Six years ago, in Wreck-It Ralph, we saw Ralph, a bad guy, learn that he could be a lot more and have more friends by being good. It is now six years later, and Ralph (voiced by John C. Reilly) and his best friend Vanellope von Schweetz (Sarah Silverman) hang out at Litwak’s video arcade. While it’s open, they do their jobs in their respective games, and then they hang out together and drink root beer at Tapper’s. Vanellope is antsy; she’s bored by her Sugar Rush driving game, which she always wins. Ralph likes boring. But then the steering wheel on Vanellope’s game is broken, and the machine might be junked.

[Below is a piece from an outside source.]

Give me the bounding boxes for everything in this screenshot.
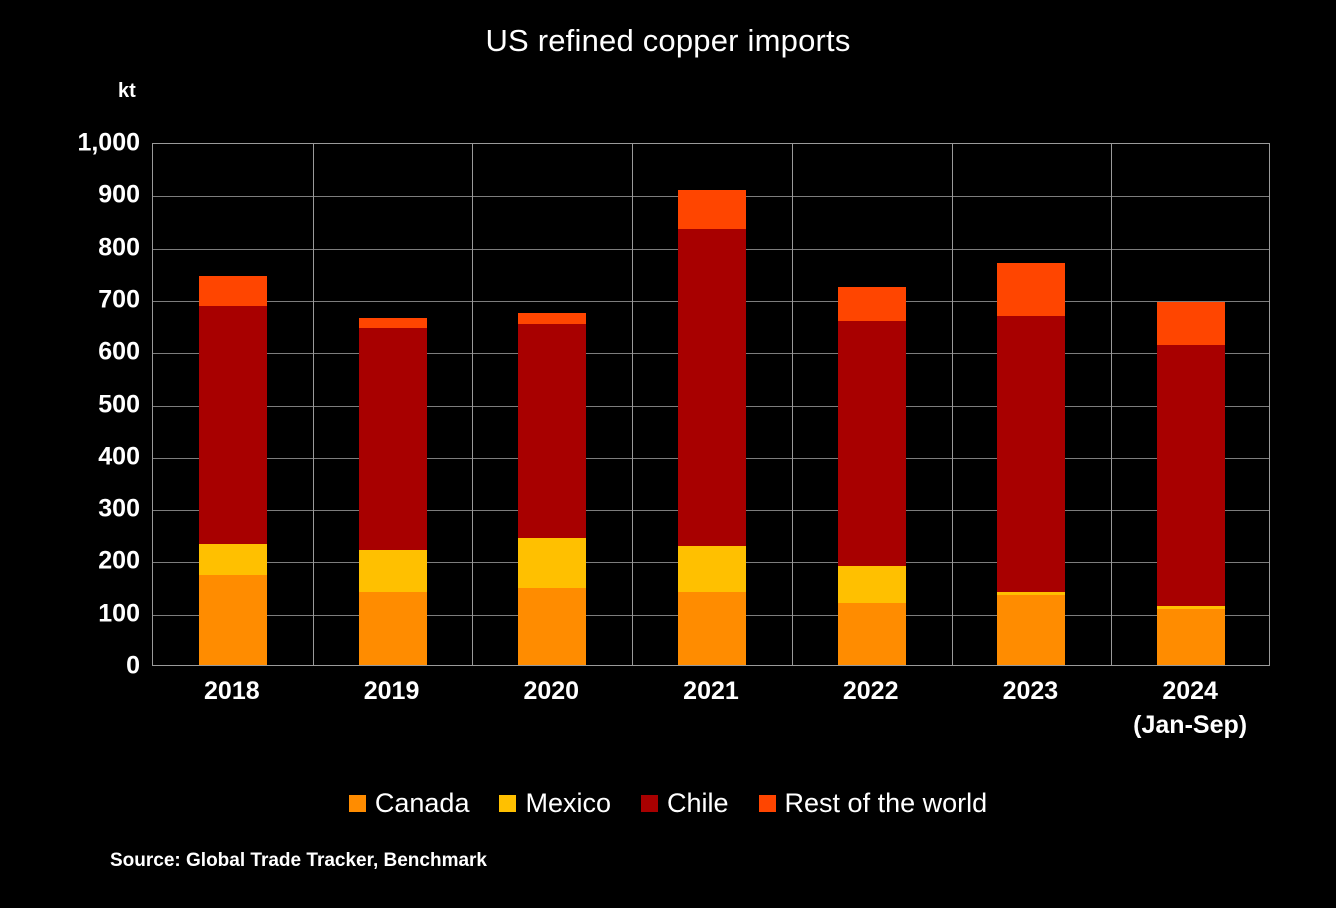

So, Ralph and Vanellope get on the Internet and head over to eBay, and a whole new adventure begins. The makers of the film had a great time creating their own version of the auction site. Watching the bidding on a potato chip that has the same contours as Beyonce’s face is just the start. The two leads start bidding, thinking it would be fun to get higher numbers, not realizing they would now owe $27,001. To earn money, Vanellope gets into Slaughter Run, a tough driving game, led by tough gal Shank (Gal Gadot). Vanellope discovers that her driving skills have been wasted in Sugar Rush.
Then she meets the Disney princesses. This section of the movie is an instant classic. All the princesses are there (and, wherever possible, voiced by the women who did the voice in the original film). Vanellope, once she admits she has no mother (like just about all of the princesses) and “is expected to stand around while some big guy settles all the action,” is declared a princess. Some people seeing a bit of this in a trailer were convinced the movie was going to be misogynistic. But it is all handled with loving care. If you read fast, check out the slogans on the princesses’ leisure wear (For example, “Nap Queen” for Sleeping Beauty.)

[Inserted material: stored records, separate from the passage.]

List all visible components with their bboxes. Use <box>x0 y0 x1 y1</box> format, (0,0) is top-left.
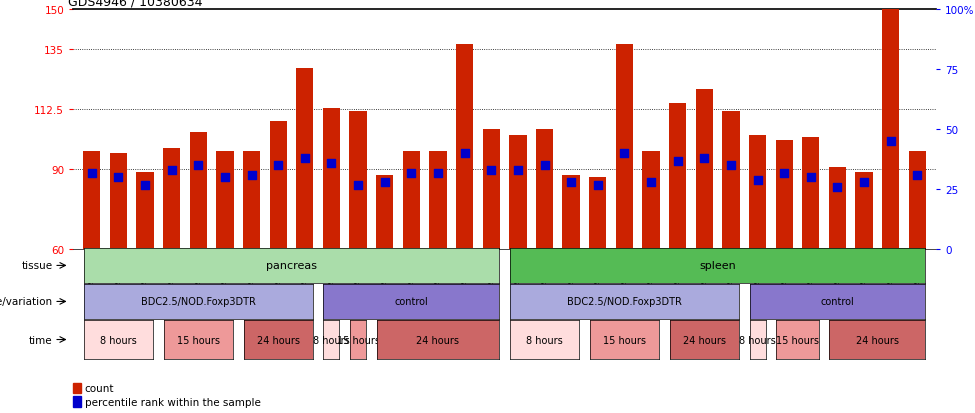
Point <box>110 175 126 181</box>
Bar <box>73 396 81 406</box>
Point <box>856 180 872 186</box>
Bar <box>829 167 846 250</box>
Text: 15 hours: 15 hours <box>603 335 645 345</box>
Text: 24 hours: 24 hours <box>256 335 299 345</box>
Point <box>217 175 233 181</box>
Point <box>457 151 473 157</box>
Bar <box>456 45 473 250</box>
Text: count: count <box>85 383 114 393</box>
Bar <box>616 45 633 250</box>
Point <box>776 170 792 176</box>
Text: time: time <box>29 335 53 345</box>
Point <box>830 184 845 191</box>
Text: 24 hours: 24 hours <box>682 335 725 345</box>
Point <box>404 170 419 176</box>
Text: spleen: spleen <box>699 261 736 271</box>
Bar <box>163 149 180 250</box>
Point <box>430 170 446 176</box>
Point <box>270 163 286 169</box>
Bar <box>296 69 314 250</box>
Point <box>377 180 393 186</box>
Bar <box>376 176 393 250</box>
Point <box>910 172 925 179</box>
Bar <box>669 104 686 250</box>
Point <box>510 168 526 174</box>
Bar <box>855 173 873 250</box>
Point <box>190 163 206 169</box>
Text: 24 hours: 24 hours <box>416 335 459 345</box>
Text: genotype/variation: genotype/variation <box>0 297 53 307</box>
Point <box>244 172 259 179</box>
Point <box>350 182 366 188</box>
Point <box>164 168 179 174</box>
Text: 8 hours: 8 hours <box>313 335 350 345</box>
Point <box>696 156 712 162</box>
Point <box>883 139 899 145</box>
Bar <box>802 138 819 250</box>
Point <box>536 163 552 169</box>
Bar <box>483 130 500 250</box>
Bar <box>695 90 713 250</box>
Point <box>324 160 339 167</box>
Text: 15 hours: 15 hours <box>176 335 219 345</box>
Point <box>484 168 499 174</box>
Text: BDC2.5/NOD.Foxp3DTR: BDC2.5/NOD.Foxp3DTR <box>567 297 682 307</box>
Bar <box>563 176 580 250</box>
Text: tissue: tissue <box>21 261 53 271</box>
Bar <box>136 173 154 250</box>
Point <box>590 182 605 188</box>
Bar <box>909 152 926 250</box>
Bar <box>775 141 793 250</box>
Text: 8 hours: 8 hours <box>526 335 563 345</box>
Bar <box>110 154 127 250</box>
Bar <box>269 122 287 250</box>
Text: GDS4946 / 10380634: GDS4946 / 10380634 <box>68 0 203 8</box>
Text: 8 hours: 8 hours <box>100 335 136 345</box>
Point <box>84 170 99 176</box>
Point <box>723 163 739 169</box>
Bar <box>323 109 340 250</box>
Bar <box>882 10 899 250</box>
Point <box>616 151 632 157</box>
Bar <box>589 178 606 250</box>
Bar <box>749 135 766 250</box>
Point <box>803 175 819 181</box>
Text: 15 hours: 15 hours <box>336 335 379 345</box>
Text: control: control <box>395 297 428 307</box>
Text: 15 hours: 15 hours <box>776 335 819 345</box>
Bar <box>216 152 234 250</box>
Bar <box>73 383 81 393</box>
Bar <box>403 152 420 250</box>
Bar <box>429 152 447 250</box>
Point <box>564 180 579 186</box>
Bar <box>643 152 660 250</box>
Point <box>644 180 659 186</box>
Point <box>137 182 153 188</box>
Point <box>670 158 685 164</box>
Bar <box>722 112 740 250</box>
Bar <box>509 135 527 250</box>
Bar <box>83 152 100 250</box>
Bar <box>349 112 367 250</box>
Bar <box>190 133 207 250</box>
Bar <box>536 130 553 250</box>
Bar <box>243 152 260 250</box>
Text: 24 hours: 24 hours <box>856 335 899 345</box>
Text: BDC2.5/NOD.Foxp3DTR: BDC2.5/NOD.Foxp3DTR <box>140 297 255 307</box>
Text: control: control <box>821 297 854 307</box>
Point <box>297 156 313 162</box>
Text: pancreas: pancreas <box>266 261 317 271</box>
Point <box>750 177 765 184</box>
Text: 8 hours: 8 hours <box>739 335 776 345</box>
Text: percentile rank within the sample: percentile rank within the sample <box>85 396 260 407</box>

At any rate, Ralph messes up, as usual, and creates a virus that starts taking down the internet. And, well, you’ll have to see the rest.
The best part of the movie is its message that everyone should be able to be themselves and that friends can change yet still remain friends. It also dwells on the fact that social media is also a form of social disease. Ralph makes videos, ones that make him look ridiculous, as a way of raising the money needed to buy the steering wheel. He thinks he is popular, but then discovers all the nasty comments about him. The lead algorithm Yesss (Taraji P. Henson) gives him the important message: “never read the comments.”
The film is filled with clever bits and images, little Easter eggs and references to other movies. It creates a lot of fun, which is needed in an animated film that runs close to two hours.
The voice talent is great. Reilly did a good job as Ralph, but it is the women who really shine. Henson was great as the algorithm, but Gadot was even better as Shank. Who knew that Wonder Woman could sing? The Disney princesses were great, as was Alan Tudyk as a search function. But the film belongs to Silverman. Her Vanellope, who also sings nicely, is the pivotal character with her search for her own identity, which means changing her life and accepting real challenges.
There are a lot of laughs in the movie for kids, and parents will understand and appreciate things that the young ones are not ready to appreciate. And there are sentimental moments that fit in wonderfully well. This is a great movie to take the kids and grandkids to see, and you will enjoy it as well.